Je pense toujours qu’être un garçon, c’est mieux, non pas parce qu’il y aurait quelque chose de particulièrement génial à être un homme (bof), mais simplement parce que les garçons se construisent avec un horizon de possibles plus ouvert. Ils ne sont pas préservés des stéréotypes, loin s’en faut, mais les limites qu’on leur pose sont moins rigides. Et bien évidemment, cette vision un peu idyllique que je me suis construite de la vie des petits garçons est… totalement fausse ! Elle est, elle aussi, le fruit des stéréotypes qu’on m’a inculqués enfant. Se libérer à l’âge adulte des constructions mentales que l’on a forgées enfant est quasiment impossible. C’est ça, le poison de l’éducation genrée.
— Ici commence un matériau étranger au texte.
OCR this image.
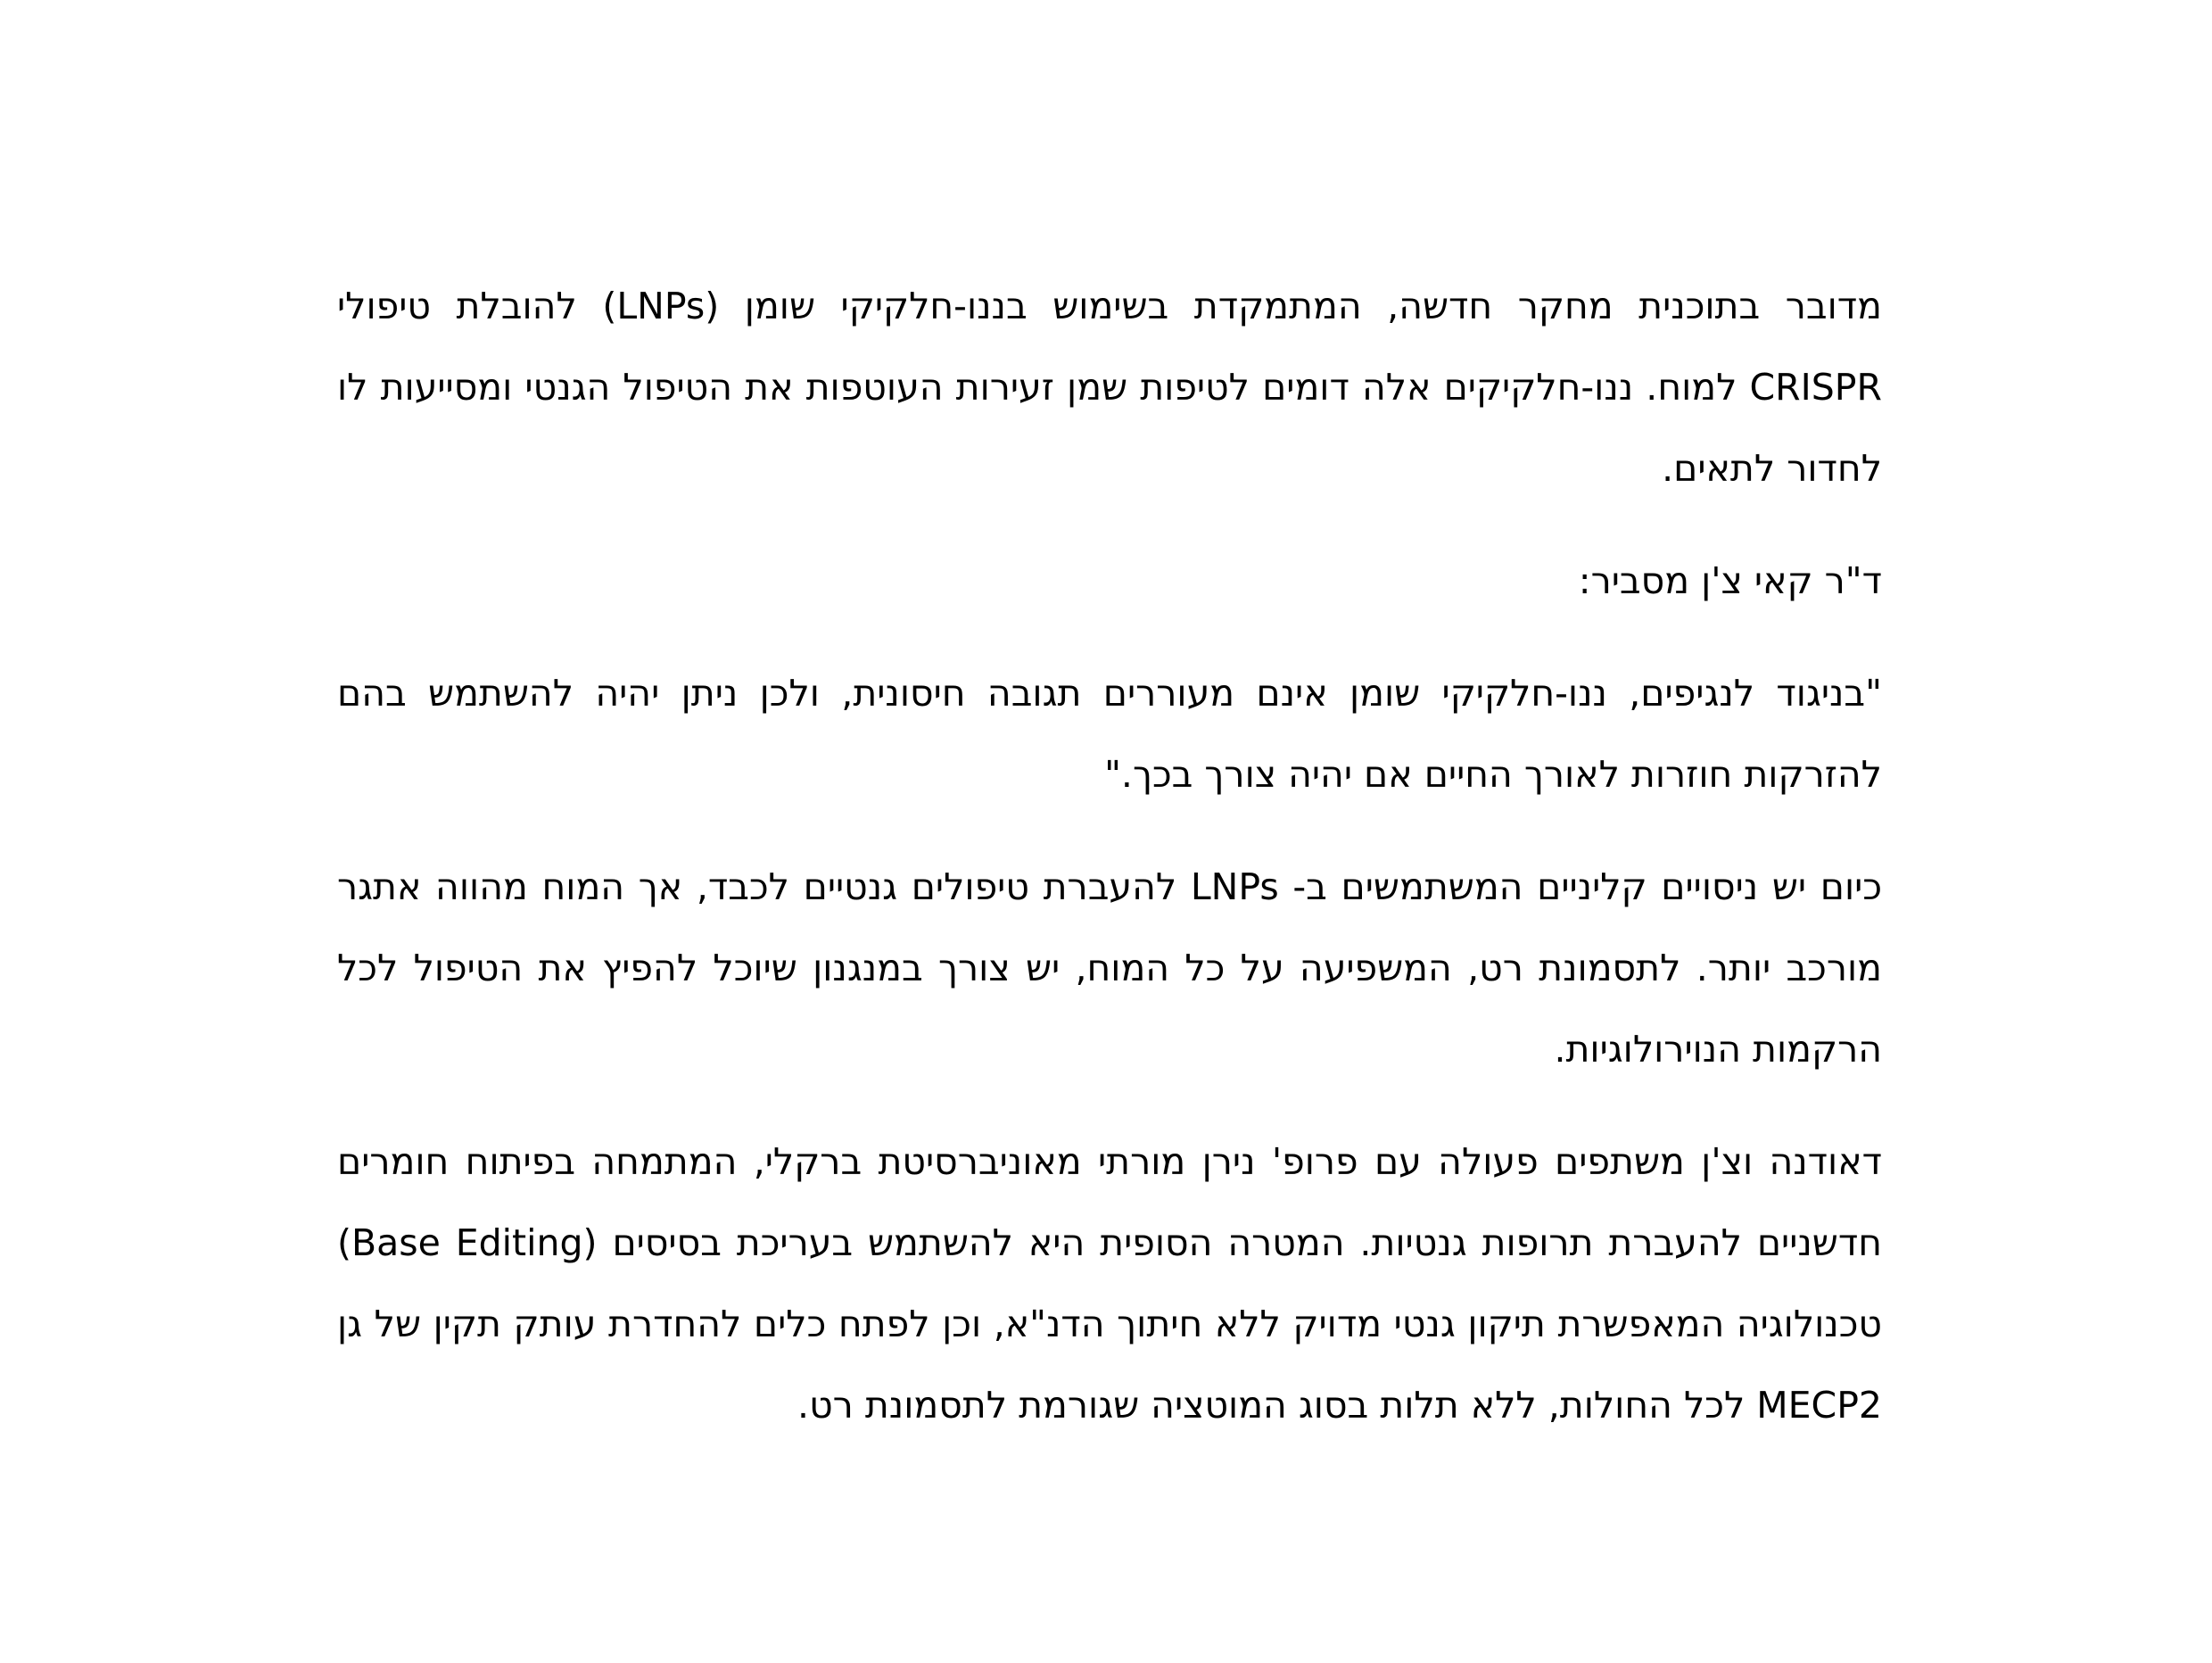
מדובר בתוכנית מחקר חדשה, המתמקדת בשימוש בננו-חלקיקי שומן (LNPs) להובלת טיפולי CRISPR למוח. ננו-חלקיקים אלה דומים לטיפות שמן זעירות העוטפות את הטיפול הגנטי ומסייעות לו לחדור לתאים.

ד"ר קאי צ'ן מסביר:

"בניגוד לנגיפים, ננו-חלקיקי שומן אינם מעוררים תגובה חיסונית, ולכן ניתן יהיה להשתמש בהם להזרקות חוזרות לאורך החיים אם יהיה צורך בכך."

כיום יש ניסויים קליניים המשתמשים ב- LNPs להעברת טיפולים גנטיים לכבד, אך המוח מהווה אתגר מורכב יותר. לתסמונת רט, המשפיעה על כל המוח, יש צורך במנגנון שיוכל להפיץ את הטיפול לכל הרקמות הנוירולוגיות.

דאודנה וצ'ן משתפים פעולה עם פרופ' נירן מורתי מאוניברסיטת ברקלי, המתמחה בפיתוח חומרים חדשניים להעברת תרופות גנטיות. המטרה הסופית היא להשתמש בעריכת בסיסים (Base Editing) טכנולוגיה המאפשרת תיקון גנטי מדויק ללא חיתוך הדנ"א, וכן לפתח כלים להחדרת עותק תקין של גן MECP2 לכל החולות, ללא תלות בסוג המוטציה שגורמת לתסמונת רט.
Je n’en veux pas à mes parents de m’avoir donné une éducation genrée (d’autant plus que la société a contribué à égalité). Ils ont été élevés comme ça, par des parents qui eux-mêmes, n’étaient pas toujours très progressistes (pour les parents de mon père, c’est un sacré euphémisme), même si ma grand-mère maternelle était elle-même bourrée de contradictions visibles sur le sujet (elle refusait de m’enseigner le crochet, son métier !, parce que c’était pas des trucs pour les femmes modernes). Mais je leur en veux de ne pas m’avoir écoutée, de ne pas avoir vu à quel point j’étais mal à l’aise avec cette éducation normée. De ne pas avoir vu que j’étais une enfant profondément malheureuse de ne pas réussir à ressembler à ce que l’on attendait de moi.
Le problème derrière la défense des stéréotypes de genre, c’est qu’elle oublie l’essentiel : l’enfant n’est pas une boite vide qu’il faut remplir. Il a une personnalité innée, que les stéréotypes acquis ne font que nier. C’est ça, le poison de l’éducation genrée.